Yesterday we were very fortunate to host Jarrett Krosoczka for two school presentations and a store visit. Jarrett is best known for the wildly popular Lunch Lady series, but he is touring to support his new picture book, It’s Tough to Lose Your Balloon. School visits are always a lot of fun, and for this trip, we went to the JFK Elementary School in Winooski, Vt., which is a school delightfully filled with the bright colors and languages of many New Americans who have settled in Vermont. One of the great benefits of owning a bookstore is being able to bring authors and illustrators to kids. I have seen it time and time again where one or two children start thinking differently after a visit in a way they’ll never forget. It’s as if the world opens up in a way they’d never considered. Someone, a grown-up, is validating their burgeoning passion for art and making up stories. The kids all had grocery bags on their heads in honor of Jarrett’s book Baghead. I had gotten word that Jarrett would be about 10 minutes late and told the librarian, but none of the kids took their bags off. I think they really enjoyed being under cover. Jarrett was a real pro and hit the ground running after laughing at the sight of 70 children with decorated bags on their heads. His presentation was lively and the kids all loved guessing how many times he was rejected by publishers. I think it’s so important for kids (and adults) to know that a bestselling writer-illustrator spent a long time working at their craft without getting noticed by publishers. It reminds us that persistence and dedication can pay off. And, it was great fun to watch the kids try and guess the number of positive responses he got.

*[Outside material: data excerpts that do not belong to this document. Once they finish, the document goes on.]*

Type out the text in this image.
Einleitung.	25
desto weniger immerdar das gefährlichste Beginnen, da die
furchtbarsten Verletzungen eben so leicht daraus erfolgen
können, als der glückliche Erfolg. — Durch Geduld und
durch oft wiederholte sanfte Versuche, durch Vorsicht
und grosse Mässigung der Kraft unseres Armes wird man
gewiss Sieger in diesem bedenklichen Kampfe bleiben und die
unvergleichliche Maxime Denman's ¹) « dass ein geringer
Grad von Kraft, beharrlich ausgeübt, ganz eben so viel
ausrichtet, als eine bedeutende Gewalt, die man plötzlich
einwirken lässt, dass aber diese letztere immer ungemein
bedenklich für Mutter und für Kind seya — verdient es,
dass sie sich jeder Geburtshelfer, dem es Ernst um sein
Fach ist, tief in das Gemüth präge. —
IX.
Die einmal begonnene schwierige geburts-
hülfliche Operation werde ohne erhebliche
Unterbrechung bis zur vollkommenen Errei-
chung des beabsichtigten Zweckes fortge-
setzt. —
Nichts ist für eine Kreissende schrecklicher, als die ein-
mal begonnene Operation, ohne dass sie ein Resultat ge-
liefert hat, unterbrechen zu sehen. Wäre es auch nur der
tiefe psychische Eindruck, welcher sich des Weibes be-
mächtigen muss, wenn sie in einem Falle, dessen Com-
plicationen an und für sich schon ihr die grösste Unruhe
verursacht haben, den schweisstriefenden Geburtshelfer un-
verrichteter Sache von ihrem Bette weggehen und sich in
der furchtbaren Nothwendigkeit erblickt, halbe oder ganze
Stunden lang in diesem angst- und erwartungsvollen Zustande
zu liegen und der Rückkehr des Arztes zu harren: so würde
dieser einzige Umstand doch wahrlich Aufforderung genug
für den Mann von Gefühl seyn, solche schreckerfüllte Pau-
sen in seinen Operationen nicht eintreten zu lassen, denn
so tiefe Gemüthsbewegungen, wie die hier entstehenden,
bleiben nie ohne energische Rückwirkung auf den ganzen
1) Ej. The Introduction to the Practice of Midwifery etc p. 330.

One of my favorite parts of a school visit is question and answer time. You never know what little ones will say. These kids ranged from K-2 and there was a range of questions. One of the best ones was, “What’s special about books?” Jarrett answered without missing a beat, “Books can take you wherever you want to go.” There was a hush in the room after that. My favorite moment of the Q&A was when Jarrett called on a little boy, and he said, “Yes, you, in the orange shirt.” The boy looked down towards his navel as if to confirm that he was the one in the orange shirt.

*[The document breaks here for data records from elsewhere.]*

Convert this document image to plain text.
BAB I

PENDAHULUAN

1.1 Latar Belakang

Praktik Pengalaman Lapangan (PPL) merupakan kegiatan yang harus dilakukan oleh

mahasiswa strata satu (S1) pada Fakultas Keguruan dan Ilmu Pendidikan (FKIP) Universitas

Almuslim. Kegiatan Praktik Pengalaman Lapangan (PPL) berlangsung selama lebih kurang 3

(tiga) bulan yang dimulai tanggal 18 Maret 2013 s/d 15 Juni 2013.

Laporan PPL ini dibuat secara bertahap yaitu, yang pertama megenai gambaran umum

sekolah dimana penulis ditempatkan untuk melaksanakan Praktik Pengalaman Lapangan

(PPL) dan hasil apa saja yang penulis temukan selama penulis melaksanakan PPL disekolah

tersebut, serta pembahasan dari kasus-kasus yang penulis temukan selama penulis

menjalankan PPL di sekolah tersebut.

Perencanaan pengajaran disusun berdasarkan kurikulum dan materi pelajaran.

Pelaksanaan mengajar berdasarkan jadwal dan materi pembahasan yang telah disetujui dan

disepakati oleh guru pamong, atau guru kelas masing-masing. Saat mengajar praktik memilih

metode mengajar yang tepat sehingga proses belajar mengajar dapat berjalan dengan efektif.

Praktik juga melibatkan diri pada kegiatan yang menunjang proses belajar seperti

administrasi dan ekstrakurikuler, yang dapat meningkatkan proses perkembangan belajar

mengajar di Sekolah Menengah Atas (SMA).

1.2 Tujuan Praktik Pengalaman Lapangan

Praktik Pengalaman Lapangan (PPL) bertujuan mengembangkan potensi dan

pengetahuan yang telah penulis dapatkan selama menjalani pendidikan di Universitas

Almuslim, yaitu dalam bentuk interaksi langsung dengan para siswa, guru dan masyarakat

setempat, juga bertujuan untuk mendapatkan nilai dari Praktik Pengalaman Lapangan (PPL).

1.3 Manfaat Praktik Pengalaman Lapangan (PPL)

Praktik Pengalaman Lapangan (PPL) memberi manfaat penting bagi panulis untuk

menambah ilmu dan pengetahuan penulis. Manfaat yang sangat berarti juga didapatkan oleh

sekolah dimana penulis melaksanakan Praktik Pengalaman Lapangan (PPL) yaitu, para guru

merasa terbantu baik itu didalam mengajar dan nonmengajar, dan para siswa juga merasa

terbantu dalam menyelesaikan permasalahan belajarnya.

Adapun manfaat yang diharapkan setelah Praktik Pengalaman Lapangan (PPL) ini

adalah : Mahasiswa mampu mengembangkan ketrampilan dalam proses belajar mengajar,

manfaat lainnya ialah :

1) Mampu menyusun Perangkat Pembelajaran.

Jarrett also taught the kids about perspective and drawing. So these little ones learned about horizon lines which they completely understood. He drew a large pig and then behind him a small barn and a mountain. It was fascinating and I learned a lot, too.
The bookstore event was small, but powerful. Jarrett did more of a free-form discussion with the kids about art. Then he did the Squiggle Game, where a kid comes up to the easel and draws a squiggle and Jarrett then draws a picture. The kids absolutely loved this, as did I. To be able to draw something from a line and bring it to life as a full character is such a gift. But what I loved was when Jarrett drew a squiggle and let Mark draw something. Mark’s eyes were focused in concentration as he let imagination run free. This was an amazing moment. In that instance that boy was treated like an artist, perhaps for the first time, and he drew with growing pride and confidence. What started as a game turned into a moment that he’ll always remember.
And that, is the definition of a great event.